Datasets for Elasticsearch preprocesing

Version 3 - Updated on 05 Nov 2017 at 7:05PM by Joachim Hansen

Description

Script for elasticsearch preprocessing:

cat /home/search/Downloads/blanLinesDS.json | awk 'NF > 0' | sed 's/"//g' | sed -e 's/^/{"content":"/' | awk 'NF{print $0 " \"}"}' |  awk ' {print;} NR % 1 == 0 { print "{ \"index\":{} }"; }' | awk 'BEGIN{print "{ \"index\":{} }";}{print;}' |head -n -1 | awk 'END { print "";}{print;}'

The script does the following actions in a given order from 1 to 8

  1. Remove all blank lines
  2. Remove all occurances of the character "
  3. Insert the prefix {"content":" to the start of each line
  4. Insert the suffix "} to the end of each line
  5. Insert the string { \"index\":{} }" between every line
  6. Insert { \"index\":{} }" at the start of the file
  7. { \"index\":{} }" also is on the last line (We dont want that so this instance is removed)
  8. Print a new empty line


curl -s -H "Content-Type: application/x-ndjson" -XPOST localhost:9200/index_test3/working/_bulk?pretty --data-binary @/home/search/Downloads/pretest.json >> /home/search/Downloads/indexoutput2.txt

I was able to import the preproccesed dataset.
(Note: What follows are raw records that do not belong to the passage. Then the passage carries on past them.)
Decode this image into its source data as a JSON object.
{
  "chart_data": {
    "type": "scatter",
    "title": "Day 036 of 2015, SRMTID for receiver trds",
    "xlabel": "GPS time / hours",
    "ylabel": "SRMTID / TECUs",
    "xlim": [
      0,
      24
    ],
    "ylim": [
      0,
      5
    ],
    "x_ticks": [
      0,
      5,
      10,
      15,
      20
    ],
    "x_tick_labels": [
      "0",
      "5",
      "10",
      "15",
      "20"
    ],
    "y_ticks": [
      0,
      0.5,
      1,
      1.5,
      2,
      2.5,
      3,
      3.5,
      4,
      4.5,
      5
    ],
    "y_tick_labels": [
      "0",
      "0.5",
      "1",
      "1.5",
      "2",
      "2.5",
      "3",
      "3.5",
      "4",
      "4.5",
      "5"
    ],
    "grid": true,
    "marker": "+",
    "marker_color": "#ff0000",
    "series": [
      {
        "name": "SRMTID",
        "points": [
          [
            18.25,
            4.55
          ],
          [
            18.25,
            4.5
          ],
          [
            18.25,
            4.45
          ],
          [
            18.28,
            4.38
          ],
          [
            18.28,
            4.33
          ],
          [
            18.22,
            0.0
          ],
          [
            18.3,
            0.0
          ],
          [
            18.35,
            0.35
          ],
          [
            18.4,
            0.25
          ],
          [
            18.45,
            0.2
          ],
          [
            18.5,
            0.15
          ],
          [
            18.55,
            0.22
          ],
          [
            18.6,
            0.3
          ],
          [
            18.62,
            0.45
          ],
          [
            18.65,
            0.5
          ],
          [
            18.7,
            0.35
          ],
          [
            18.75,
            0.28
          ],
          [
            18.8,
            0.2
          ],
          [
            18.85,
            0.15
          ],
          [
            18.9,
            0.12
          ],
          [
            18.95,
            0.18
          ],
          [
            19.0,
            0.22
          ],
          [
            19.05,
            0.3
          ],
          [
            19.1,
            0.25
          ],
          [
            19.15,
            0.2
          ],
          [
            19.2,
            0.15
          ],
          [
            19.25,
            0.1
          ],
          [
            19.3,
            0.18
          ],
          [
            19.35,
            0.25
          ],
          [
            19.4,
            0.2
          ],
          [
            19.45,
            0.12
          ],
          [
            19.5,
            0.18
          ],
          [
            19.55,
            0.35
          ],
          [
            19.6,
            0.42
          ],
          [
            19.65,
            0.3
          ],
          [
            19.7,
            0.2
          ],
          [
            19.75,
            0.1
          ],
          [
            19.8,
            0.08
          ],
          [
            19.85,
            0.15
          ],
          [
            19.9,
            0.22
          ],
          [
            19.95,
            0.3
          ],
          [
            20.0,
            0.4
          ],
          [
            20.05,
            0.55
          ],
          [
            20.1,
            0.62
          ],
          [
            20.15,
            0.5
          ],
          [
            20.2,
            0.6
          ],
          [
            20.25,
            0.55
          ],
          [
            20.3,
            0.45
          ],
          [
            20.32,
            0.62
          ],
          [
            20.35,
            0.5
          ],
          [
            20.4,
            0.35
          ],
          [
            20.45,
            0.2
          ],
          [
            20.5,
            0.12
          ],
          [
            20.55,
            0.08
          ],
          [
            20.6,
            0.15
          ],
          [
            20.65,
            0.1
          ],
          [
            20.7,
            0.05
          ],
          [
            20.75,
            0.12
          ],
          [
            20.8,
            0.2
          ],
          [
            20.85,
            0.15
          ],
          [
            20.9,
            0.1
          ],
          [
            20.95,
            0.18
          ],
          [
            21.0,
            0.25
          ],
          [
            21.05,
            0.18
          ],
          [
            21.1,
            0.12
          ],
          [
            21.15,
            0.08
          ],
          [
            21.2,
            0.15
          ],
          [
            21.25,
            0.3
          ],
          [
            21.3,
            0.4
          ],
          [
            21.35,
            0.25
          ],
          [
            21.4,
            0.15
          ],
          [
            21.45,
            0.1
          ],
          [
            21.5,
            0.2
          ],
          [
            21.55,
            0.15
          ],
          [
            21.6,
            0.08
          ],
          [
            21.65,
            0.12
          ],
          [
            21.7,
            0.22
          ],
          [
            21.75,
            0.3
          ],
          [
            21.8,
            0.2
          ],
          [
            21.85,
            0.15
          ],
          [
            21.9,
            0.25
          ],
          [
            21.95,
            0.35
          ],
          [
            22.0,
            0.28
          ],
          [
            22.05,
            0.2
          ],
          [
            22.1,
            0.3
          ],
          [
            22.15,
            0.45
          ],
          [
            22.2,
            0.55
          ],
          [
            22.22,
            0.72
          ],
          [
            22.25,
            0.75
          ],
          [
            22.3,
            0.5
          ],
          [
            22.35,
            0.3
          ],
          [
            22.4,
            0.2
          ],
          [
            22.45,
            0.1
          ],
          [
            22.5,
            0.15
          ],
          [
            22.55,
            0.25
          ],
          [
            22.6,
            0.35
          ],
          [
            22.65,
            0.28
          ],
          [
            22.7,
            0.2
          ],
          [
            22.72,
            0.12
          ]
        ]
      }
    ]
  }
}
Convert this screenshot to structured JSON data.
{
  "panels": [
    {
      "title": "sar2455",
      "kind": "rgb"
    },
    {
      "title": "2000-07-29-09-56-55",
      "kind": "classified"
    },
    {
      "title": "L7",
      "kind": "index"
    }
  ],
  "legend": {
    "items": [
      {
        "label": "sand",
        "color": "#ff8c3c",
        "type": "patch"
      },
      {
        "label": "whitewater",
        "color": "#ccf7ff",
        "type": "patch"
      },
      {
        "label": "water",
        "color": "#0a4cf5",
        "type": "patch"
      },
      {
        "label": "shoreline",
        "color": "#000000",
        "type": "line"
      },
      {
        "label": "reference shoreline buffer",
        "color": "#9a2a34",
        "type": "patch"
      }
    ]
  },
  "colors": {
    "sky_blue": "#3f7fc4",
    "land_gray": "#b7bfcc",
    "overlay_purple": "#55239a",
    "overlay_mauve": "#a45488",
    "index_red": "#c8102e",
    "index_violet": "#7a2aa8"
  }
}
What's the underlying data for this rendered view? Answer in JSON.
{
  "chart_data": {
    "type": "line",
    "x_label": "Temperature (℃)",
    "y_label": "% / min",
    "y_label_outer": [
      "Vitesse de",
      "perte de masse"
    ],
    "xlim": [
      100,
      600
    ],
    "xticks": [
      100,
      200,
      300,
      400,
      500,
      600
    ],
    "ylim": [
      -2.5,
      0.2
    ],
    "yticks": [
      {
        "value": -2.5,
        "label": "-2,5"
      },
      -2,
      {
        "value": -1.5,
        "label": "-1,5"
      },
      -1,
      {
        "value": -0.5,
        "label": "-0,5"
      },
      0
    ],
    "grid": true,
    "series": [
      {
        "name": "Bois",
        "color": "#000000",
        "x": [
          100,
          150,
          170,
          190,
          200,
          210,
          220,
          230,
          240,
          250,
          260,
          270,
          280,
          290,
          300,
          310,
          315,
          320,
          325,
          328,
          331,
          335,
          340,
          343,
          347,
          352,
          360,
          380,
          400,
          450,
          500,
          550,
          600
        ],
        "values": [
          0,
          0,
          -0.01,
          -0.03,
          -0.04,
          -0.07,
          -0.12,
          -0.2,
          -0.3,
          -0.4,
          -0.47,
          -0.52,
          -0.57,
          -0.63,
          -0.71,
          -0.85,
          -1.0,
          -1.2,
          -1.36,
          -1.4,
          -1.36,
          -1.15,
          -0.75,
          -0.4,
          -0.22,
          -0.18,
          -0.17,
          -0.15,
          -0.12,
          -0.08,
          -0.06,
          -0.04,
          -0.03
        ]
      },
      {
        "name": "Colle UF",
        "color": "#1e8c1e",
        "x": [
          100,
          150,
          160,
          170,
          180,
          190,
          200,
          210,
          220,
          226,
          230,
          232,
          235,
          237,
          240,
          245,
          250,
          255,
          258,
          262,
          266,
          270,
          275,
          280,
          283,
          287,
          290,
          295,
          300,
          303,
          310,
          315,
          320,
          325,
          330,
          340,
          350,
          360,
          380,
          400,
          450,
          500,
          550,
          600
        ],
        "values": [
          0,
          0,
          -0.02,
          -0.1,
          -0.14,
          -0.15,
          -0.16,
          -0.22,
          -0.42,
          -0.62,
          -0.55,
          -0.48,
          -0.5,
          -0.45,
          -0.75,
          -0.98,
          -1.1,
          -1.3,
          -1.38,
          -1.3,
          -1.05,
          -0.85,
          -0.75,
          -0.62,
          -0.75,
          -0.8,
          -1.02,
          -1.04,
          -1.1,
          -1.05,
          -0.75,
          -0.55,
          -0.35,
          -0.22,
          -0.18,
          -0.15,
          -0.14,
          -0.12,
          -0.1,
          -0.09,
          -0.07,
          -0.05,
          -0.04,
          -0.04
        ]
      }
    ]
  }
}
The testing dataset contained the characters [ ] { } : , within quatation marks (that worked fine)

curl -s -H "Content-Type: application/x-ndjson" -XPOST localhost:9200/index_test4/working/_bulk?pretty --data-binary @/home/search/Downloads/pretest.json | head -20
{
"took" : 91,
"errors" : false,
"items" : [
{
"index" : {
"_index" : "index_test4",
"_type" : "working",
"_id" : "AV-NVqBEFyZDNdvXeuVa",
"_version" : 1,
"result" : "created",
"_shards" : {
"total" : 2,
"successful" : 1,
"failed" : 0
},
"created" : true,
"status" : 201
}
},

I added the | head -20 to print the 20 first line of the output of the response from the index proccess

As I can see it took 91 milliseconds